Fante rimase spiazzato dalla risposta della donna, che come un’ombra si avvicinava con leggerezza alla carrozza.
“Eminenza, perdonatemi. Potete mostrarmi il vostro sedile?”
La sicurezza sul volto del cardinale scomparve improvvisamente.
“Siete sorpreso, vero? È molto astuto da parte vostra viaggiare con una vecchia spinetta da quattro soldi riposta in un elegante baule e un grosso quantitativo d’oro nascosto sotto le vostre porporate natiche. E ora, se vorreste essere così gentile da agevolare lo scarico del tesoro, ve ne saremmo grati, eminenza. E non tentate colpi di testa.

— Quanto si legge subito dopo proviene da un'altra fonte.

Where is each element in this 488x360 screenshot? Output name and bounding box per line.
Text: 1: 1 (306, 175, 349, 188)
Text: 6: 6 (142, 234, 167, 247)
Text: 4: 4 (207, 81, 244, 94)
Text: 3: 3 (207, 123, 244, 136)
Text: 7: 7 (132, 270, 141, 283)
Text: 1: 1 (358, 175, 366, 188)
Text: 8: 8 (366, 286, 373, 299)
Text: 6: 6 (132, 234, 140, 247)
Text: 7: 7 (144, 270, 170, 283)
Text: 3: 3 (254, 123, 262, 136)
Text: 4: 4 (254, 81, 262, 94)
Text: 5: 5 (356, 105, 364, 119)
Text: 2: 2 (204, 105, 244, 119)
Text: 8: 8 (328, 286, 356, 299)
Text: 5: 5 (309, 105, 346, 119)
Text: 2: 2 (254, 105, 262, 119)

Come vostra abitudine viaggiate solo e senza scorta, e noi siamo tra le lame più abili di tutto il Ducato.”
Una smorfia di insofferenza dipinse il volto dell’alto prelato mentre ordinava al proprio cocchiere di scaricare dalla carrozza i sacchi pieni di scudi pontifici d’oro.
Le due nere figure rimasero a osservare la carrozza allontanarsi leggera verso l’oscurità della notte.
“Avete un cavallo sufficientemente forte per metà di questo oro?”
“Io vi dovrei conoscere?”
“Voi no, ma io sì.”
“Potrei sapere con chi ho il piacere?”
“Voi lavorate per mio padre.”
“Vostro padre?”
“Mio padre, avete inteso bene. Il marchese don Paluca Barbaresco Brusatis de Setala.”
“Il marchese è vostro padre?”
“Esattamente. E ora datemi una mano a caricare l’oro.”
“Non vorrete derubare il Ducato?”
“Il vostro oro finirà nelle casse di mio padre. Il Ducato non c’entra nulla. Vi ha usato per i suoi porci comodi. Ne siete sorpreso?”
Nel buio la donna riprese a fischiettare quella particolare melodia. Un cavallo si avvicinò alla coppia. Lei tolse il cappuccio e liberò una nera chioma e un viso angelico.
“Allora? Il vostro cavallo? Non vorrete far aspettare mio padre? E la vostra sposa.”
“Voi sapete?”
“Le voci corrono.”
“Perché fate questo?”
“Questo cosa? Derubare mio padre?”
“Sì.”
“Mi diverte. E mi permette qualche risorsa economica senza dipendere totalmente da lui. Pensate che mi crede una timida educanda del convento di Santa Liberata.”
“Ah, siete in convento?”
“Mi sembrate deluso. Eppure la vostra bella sposa vi attende all’altare.”
“Futura sposa.”
“Cambia poco.”
“Forse potremmo rivederci.”
“Non credo. A meno che non abbiate intenzione di sfidare nuovamente a duello quel buono a nulla di mio cugino.”
Detto questo, saltò rapidamente a cavallo e scomparve nel buio accompagnata da quel fischio melodioso.
La chiesa era pronta per le nozze. Illuminato dalle fiamme delle candele, il coro angelico del mosaico absidale riluceva accanto alla severa figura dell'Onnipotente. Poco più in basso, lo sposo e il curato di San Calimero stavano concordando gli ultimi dettagli delle nozze. I parenti dei due giovani riempivano la navata della piccola basilica romanica. Erano presenti anche diversi amici della vicina taverna di Mastro Gaspare che mai si sarebbero perduti quell’occasione per bere e festeggiare assieme all’amico. La sposa, bellissima nel suo vestito tradizionale confezionato dallo zio sarto, procedeva accompagnata dal padre lungo la piccola navata. Fante la accolse sfiorandole la mano e lei arrossì nel suo soave sorriso. Il canonico iniziò a pronunciare la formula nuziale in latino. Al momento del fatidico giuramento, Fante prese le mani della futura sposa, la guardò negli occhi e nel momento in cui stava per pronunciare la sua promessa solenne udì nitidamente fischiare la melodia della Passione di Paolo Ferrarese.